Let $X$ be a Banach Space and $P:X \to X$ be a linear map satisfying $P^2=P$. Suppose Range$(P)$ and Ker$(P)$ is closed then prove that $P$ is continuous.
Clearly $V$=Ker$(P)$+Img$(P)$ .I think this problem is a direct consequence of closed graph theorem in functional Analysis.But I am unable to prove.Please help!

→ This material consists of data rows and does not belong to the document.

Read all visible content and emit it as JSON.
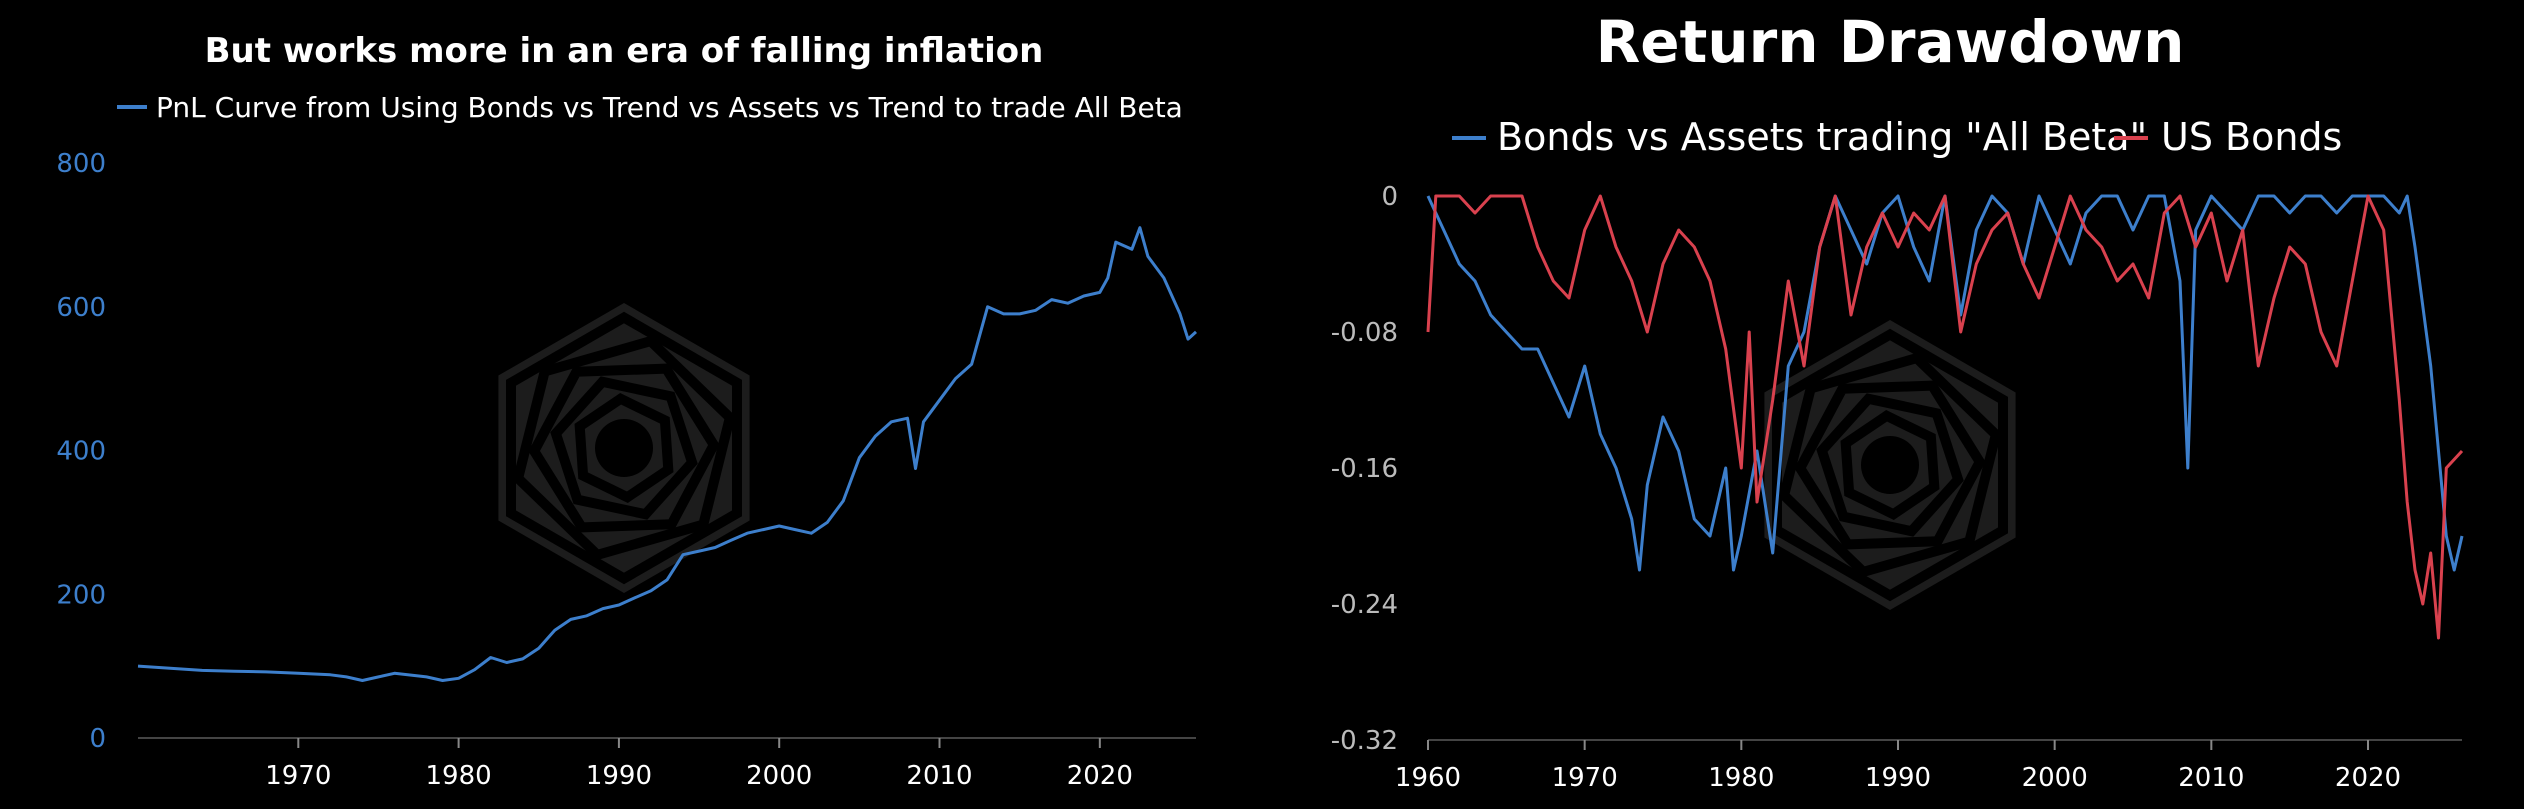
{
  "colors": {
    "background": "#000000",
    "blue": "#3d7fcc",
    "red": "#d9414e",
    "axis": "#444444",
    "text": "#ffffff",
    "tick_left": "#3d7fcc",
    "tick_right": "#bbbbbb",
    "watermark": "#1c1c1c"
  },
  "watermark_icon": "hexagon-spiral-logo-icon",
  "chart_data": [
    {
      "type": "line",
      "title": "But works more in an era of falling inflation",
      "xlabel": "",
      "ylabel": "",
      "xlim": [
        1960,
        2026
      ],
      "ylim": [
        0,
        800
      ],
      "x_ticks": [
        1970,
        1980,
        1990,
        2000,
        2010,
        2020
      ],
      "y_ticks": [
        0,
        200,
        400,
        600,
        800
      ],
      "grid": false,
      "legend": "top-left",
      "series": [
        {
          "name": "PnL Curve from Using Bonds vs Trend vs Assets vs Trend to trade All Beta",
          "color": "#3d7fcc",
          "x": [
            1960,
            1962,
            1964,
            1966,
            1968,
            1970,
            1972,
            1973,
            1974,
            1975,
            1976,
            1978,
            1979,
            1980,
            1981,
            1982,
            1983,
            1984,
            1985,
            1986,
            1987,
            1988,
            1989,
            1990,
            1991,
            1992,
            1993,
            1994,
            1995,
            1996,
            1997,
            1998,
            1999,
            2000,
            2001,
            2002,
            2003,
            2004,
            2005,
            2006,
            2007,
            2008,
            2008.5,
            2009,
            2010,
            2011,
            2012,
            2013,
            2014,
            2015,
            2016,
            2017,
            2018,
            2019,
            2020,
            2020.5,
            2021,
            2022,
            2022.5,
            2023,
            2024,
            2025,
            2025.5,
            2026
          ],
          "y": [
            100,
            97,
            94,
            93,
            92,
            90,
            88,
            85,
            80,
            85,
            90,
            85,
            80,
            83,
            95,
            112,
            105,
            110,
            125,
            150,
            165,
            170,
            180,
            185,
            195,
            205,
            220,
            255,
            260,
            265,
            275,
            285,
            290,
            295,
            290,
            285,
            300,
            330,
            390,
            420,
            440,
            445,
            375,
            440,
            470,
            500,
            520,
            600,
            590,
            590,
            595,
            610,
            605,
            615,
            620,
            640,
            690,
            680,
            710,
            670,
            640,
            590,
            555,
            565
          ]
        }
      ]
    },
    {
      "type": "line",
      "title": "Return Drawdown",
      "xlabel": "",
      "ylabel": "",
      "xlim": [
        1960,
        2026
      ],
      "ylim": [
        -0.32,
        0
      ],
      "x_ticks": [
        1960,
        1970,
        1980,
        1990,
        2000,
        2010,
        2020
      ],
      "y_ticks": [
        0,
        -0.08,
        -0.16,
        -0.24,
        -0.32
      ],
      "grid": false,
      "legend": "top-center",
      "series": [
        {
          "name": "Bonds vs Assets trading \"All Beta\"",
          "color": "#3d7fcc",
          "x": [
            1960,
            1960.5,
            1961,
            1962,
            1963,
            1964,
            1965,
            1966,
            1967,
            1968,
            1969,
            1970,
            1971,
            1972,
            1973,
            1973.5,
            1974,
            1975,
            1976,
            1977,
            1978,
            1979,
            1979.5,
            1980,
            1981,
            1982,
            1983,
            1984,
            1985,
            1986,
            1987,
            1988,
            1989,
            1990,
            1991,
            1992,
            1993,
            1994,
            1995,
            1996,
            1997,
            1998,
            1999,
            2000,
            2001,
            2002,
            2003,
            2004,
            2005,
            2006,
            2007,
            2008,
            2008.5,
            2009,
            2010,
            2011,
            2012,
            2013,
            2014,
            2015,
            2016,
            2017,
            2018,
            2019,
            2020,
            2021,
            2022,
            2022.5,
            2023,
            2024,
            2024.5,
            2025,
            2025.5,
            2026
          ],
          "y": [
            0,
            -0.01,
            -0.02,
            -0.04,
            -0.05,
            -0.07,
            -0.08,
            -0.09,
            -0.09,
            -0.11,
            -0.13,
            -0.1,
            -0.14,
            -0.16,
            -0.19,
            -0.22,
            -0.17,
            -0.13,
            -0.15,
            -0.19,
            -0.2,
            -0.16,
            -0.22,
            -0.2,
            -0.15,
            -0.21,
            -0.1,
            -0.08,
            -0.03,
            0,
            -0.02,
            -0.04,
            -0.01,
            0,
            -0.03,
            -0.05,
            0,
            -0.07,
            -0.02,
            0,
            -0.01,
            -0.04,
            0,
            -0.02,
            -0.04,
            -0.01,
            0,
            0,
            -0.02,
            0,
            0,
            -0.05,
            -0.16,
            -0.02,
            0,
            -0.01,
            -0.02,
            0,
            0,
            -0.01,
            0,
            0,
            -0.01,
            0,
            0,
            0,
            -0.01,
            0,
            -0.03,
            -0.1,
            -0.15,
            -0.2,
            -0.22,
            -0.2
          ]
        },
        {
          "name": "US Bonds",
          "color": "#d9414e",
          "x": [
            1960,
            1960.5,
            1961,
            1962,
            1963,
            1964,
            1965,
            1966,
            1967,
            1968,
            1969,
            1970,
            1971,
            1972,
            1973,
            1974,
            1975,
            1976,
            1977,
            1978,
            1979,
            1980,
            1980.5,
            1981,
            1982,
            1983,
            1984,
            1985,
            1986,
            1987,
            1988,
            1989,
            1990,
            1991,
            1992,
            1993,
            1994,
            1995,
            1996,
            1997,
            1998,
            1999,
            2000,
            2001,
            2002,
            2003,
            2004,
            2005,
            2006,
            2007,
            2008,
            2009,
            2010,
            2011,
            2012,
            2013,
            2014,
            2015,
            2016,
            2017,
            2018,
            2019,
            2020,
            2021,
            2022,
            2022.5,
            2023,
            2023.5,
            2024,
            2024.5,
            2025,
            2026
          ],
          "y": [
            -0.08,
            0,
            0,
            0,
            -0.01,
            0,
            0,
            0,
            -0.03,
            -0.05,
            -0.06,
            -0.02,
            0,
            -0.03,
            -0.05,
            -0.08,
            -0.04,
            -0.02,
            -0.03,
            -0.05,
            -0.09,
            -0.16,
            -0.08,
            -0.18,
            -0.12,
            -0.05,
            -0.1,
            -0.03,
            0,
            -0.07,
            -0.03,
            -0.01,
            -0.03,
            -0.01,
            -0.02,
            0,
            -0.08,
            -0.04,
            -0.02,
            -0.01,
            -0.04,
            -0.06,
            -0.03,
            0,
            -0.02,
            -0.03,
            -0.05,
            -0.04,
            -0.06,
            -0.01,
            0,
            -0.03,
            -0.01,
            -0.05,
            -0.02,
            -0.1,
            -0.06,
            -0.03,
            -0.04,
            -0.08,
            -0.1,
            -0.05,
            0,
            -0.02,
            -0.12,
            -0.18,
            -0.22,
            -0.24,
            -0.21,
            -0.26,
            -0.16,
            -0.15
          ]
        }
      ]
    }
  ]
}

Take a sequence $\{f_n\}$ in $X$ such that $f_n\to g$ and $P(f_n)\to h$. Then we have that $f_n-P(f_n)\to g-h$. Note that $f_n-P(f_n)\in \ker P$ since $P(f_n-P(f_n))=P(f_n)-P^2(f_n)=P(f_n)-P(f_n)=0$. Since $\mathrm{Ran}(P)$ and $\ker(P)$ are closed, and $P(f_n)\in\mathrm{Ran}(P)$, we must have that $h\in\mathrm{Ran}(P)$ and $g-h\in\ker P$. But then we must have that $0=P(g-h)=P(g)-P(h)$, and so $P(g)=P(h)=h$ since $P|_{\mathrm{Ran}(P)}=Id$ (thanks to Valdinês Júnior for pointing this out). Therefore the graph of $P$ is closed, and now apply closed graph theorem.